For the record, if you don’t like foreign investment in Australia, support the Citizens Party’s fight for a national bank. We don’t need it. However, the Citizens Party objects to the obsession about China “owning” Australia, for two reasons: 1) it’s being used by neoconservative ideologues, intelligence agencies and their media stooges to fan the flames of fear so Australians support an Anglo-American confrontation with China; and 2) it isn’t true.
The impression given by the media is that China is buying up everything. For instance, a 9 July 2019 headline in the Daily Mail blared: “First our land, now our WATER: How China is the biggest buyer of Australia’s most precious resource”. This article went viral on Facebook and other social media. As usual, buried in the article and unread by most people was the information that in fact, China was the joint-equal biggest foreign owner of Australian water, and the country that owns as much as China is the United States. But only China was named in the headline. This is the sort of reporting that has convinced Australians that China owns everything.
This author tested the perception in a Twitter poll on 31 March which asked: “Which country is the biggest source of foreign investment in Australia?” Of the four options, 53 per cent picked China, 30 per cent picked the USA, 15 per cent picked the UK, and 2 per cent picked New Zealand.

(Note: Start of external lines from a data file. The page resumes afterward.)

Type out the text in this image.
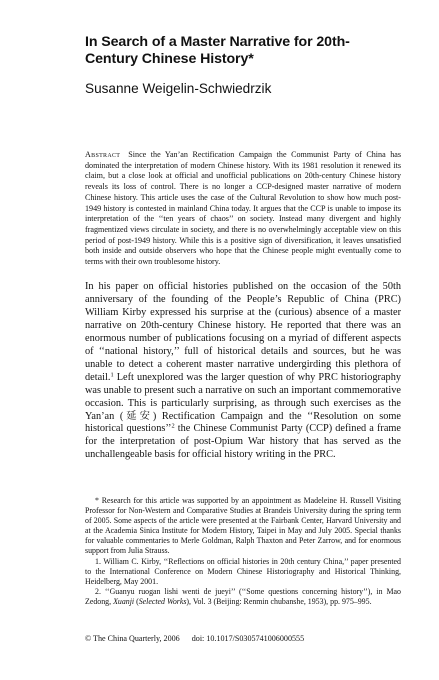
In Search of a Master Narrative for 20th-Century Chinese History*

Susanne Weigelin-Schwiedrzik

Abstract Since the Yan’an Rectification Campaign the Communist Party of China has dominated the interpretation of modern Chinese history. With its 1981 resolution it renewed its claim, but a close look at official and unofficial publications on 20th-century Chinese history reveals its loss of control. There is no longer a CCP-designed master narrative of modern Chinese history. This article uses the case of the Cultural Revolution to show how much post-1949 history is contested in mainland China today. It argues that the CCP is unable to impose its interpretation of the ‘‘ten years of chaos’’ on society. Instead many divergent and highly fragmentized views circulate in society, and there is no overwhelmingly acceptable view on this period of post-1949 history. While this is a positive sign of diversification, it leaves unsatisfied both inside and outside observers who hope that the Chinese people might eventually come to terms with their own troublesome history.

In his paper on official histories published on the occasion of the 50th anniversary of the founding of the People’s Republic of China (PRC) William Kirby expressed his surprise at the (curious) absence of a master narrative on 20th-century Chinese history. He reported that there was an enormous number of publications focusing on a myriad of different aspects of ‘‘national history,’’ full of historical details and sources, but he was unable to detect a coherent master narrative undergirding this plethora of detail.$^1$ Left unexplored was the larger question of why PRC historiography was unable to present such a narrative on such an important commemorative occasion. This is particularly surprising, as through such exercises as the Yan’an (延安) Rectification Campaign and the ‘‘Resolution on some historical questions’’$^2$ the Chinese Communist Party (CCP) defined a frame for the interpretation of post-Opium War history that has served as the unchallengeable basis for official history writing in the PRC.

* Research for this article was supported by an appointment as Madeleine H. Russell Visiting Professor for Non-Western and Comparative Studies at Brandeis University during the spring term of 2005. Some aspects of the article were presented at the Fairbank Center, Harvard University and at the Academia Sinica Institute for Modern History, Taipei in May and July 2005. Special thanks for valuable commentaries to Merle Goldman, Ralph Thaxton and Peter Zarrow, and for enormous support from Julia Strauss.

1. William C. Kirby, ‘‘Reflections on official histories in 20th century China,’’ paper presented to the International Conference on Modern Chinese Historiography and Historical Thinking, Heidelberg, May 2001.

2. ‘‘Guanyu ruogan lishi wenti de jueyi’’ (‘‘Some questions concerning history’’), in Mao Zedong, Xuanji (Selected Works), Vol. 3 (Beijing: Renmin chubanshe, 1953), pp. 975–995.

© The China Quarterly, 2006 doi: 10.1017/S0305741006000555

The truth is very different. The Department of Foreign Affairs and Trade (DFAT) keeps annual figures on levels of foreign investment in Australia, which show that China is a tiny foreign investor relative to its size and to the other countries that invest more than it does. What’s more, its investment is falling, not rising.
Figure 1 shows clearly that China is the ninth-largest foreign investor, and its investment is dwarfed by that of the United States, the number one foreign investor, which owns 15 times what China does. In the past three years, just the growth in US investment has been $80 billion, which is more than total Chinese investment at $63 billion! In that period, Chinese investment has actually fallen, from its previous level of $85 billion.

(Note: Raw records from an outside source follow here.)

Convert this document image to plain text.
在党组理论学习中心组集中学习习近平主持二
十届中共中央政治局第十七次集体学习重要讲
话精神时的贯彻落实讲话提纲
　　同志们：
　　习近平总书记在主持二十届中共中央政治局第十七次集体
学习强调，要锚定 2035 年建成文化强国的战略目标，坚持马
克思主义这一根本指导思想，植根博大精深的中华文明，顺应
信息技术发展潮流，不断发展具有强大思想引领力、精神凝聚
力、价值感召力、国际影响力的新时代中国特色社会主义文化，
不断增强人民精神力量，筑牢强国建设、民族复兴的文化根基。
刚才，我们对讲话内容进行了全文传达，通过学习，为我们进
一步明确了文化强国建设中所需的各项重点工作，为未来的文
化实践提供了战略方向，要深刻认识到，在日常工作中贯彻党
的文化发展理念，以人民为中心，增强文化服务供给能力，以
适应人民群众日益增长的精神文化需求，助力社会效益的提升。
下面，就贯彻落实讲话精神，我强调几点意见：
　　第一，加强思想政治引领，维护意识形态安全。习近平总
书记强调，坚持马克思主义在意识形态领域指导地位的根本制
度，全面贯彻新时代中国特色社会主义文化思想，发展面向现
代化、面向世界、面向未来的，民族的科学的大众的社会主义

So why are you being bombarded with headlines of China buying up Australia, rather than the USA buying up Australia?
Even more amazing are the countries that outrank China as investors, including Belgium (for some unknown reason a huge investor) and two of the tiniest countries in the world, Singapore and Luxembourg. Yet all you hear is China, China, China, China. Someone really wants you to hate China.
(Given the way Liberal MP Gladys Liu was treated as a virtual foreign spy when she got elected to Parliament, should questions be raised about Belgian foreign influence on Australia, and the fact that a Belgian, Mathias Corman, has control over Australia’s public purse as finance minister? In case you can’t tell, that’s a joke, but it’s exactly the kind of demented paranoia we are experiencing about China.)
Figure 2 shows the percentage of total foreign investment each country owns. China’s is a tiny 1.8 per cent. As you can see in both Figures 1 and 2, while China is ninth, China’s Special Administrative Region (SAR) Hong Kong is fifth. Even if the two were combined, Chinese investment would still be fifth, but it’s more complicated than that. As a SAR until 2047, Hong Kong operates under its own laws and with largely the same financial arrangements as under British rule. This means that foreign investment from Hong Kong includes British investment, not just Chinese. In Australia, however, it’s all called Chinese. Hong Kong’s China Light and Power (CLP) owns one of Australia’s three biggest electricity companies, EnergyAustralia, but it is owned by the wealthy British Kadoorie family.
DFAT’s figures show that in fact Australia is a bigger foreign investor in China than China is in Australia. Critics often say that China doesn’t reciprocate, we can’t invest in China the way it does here. Clearly Australians can and do invest in China. Of course, our investment would have to comply with China’s laws, but investors know that in advance.
These figures provide context to the current angry call to punish China for the coronavirus pandemic by confiscating its investments. $63 billion won’t go anywhere near to paying for the more than $300 billion the government has spent on the crisis so far. But instead of being sucked into the blame game, we should understand that such claims depend on the same fear and prejudice that has led most Australians to believe China owns our whole country.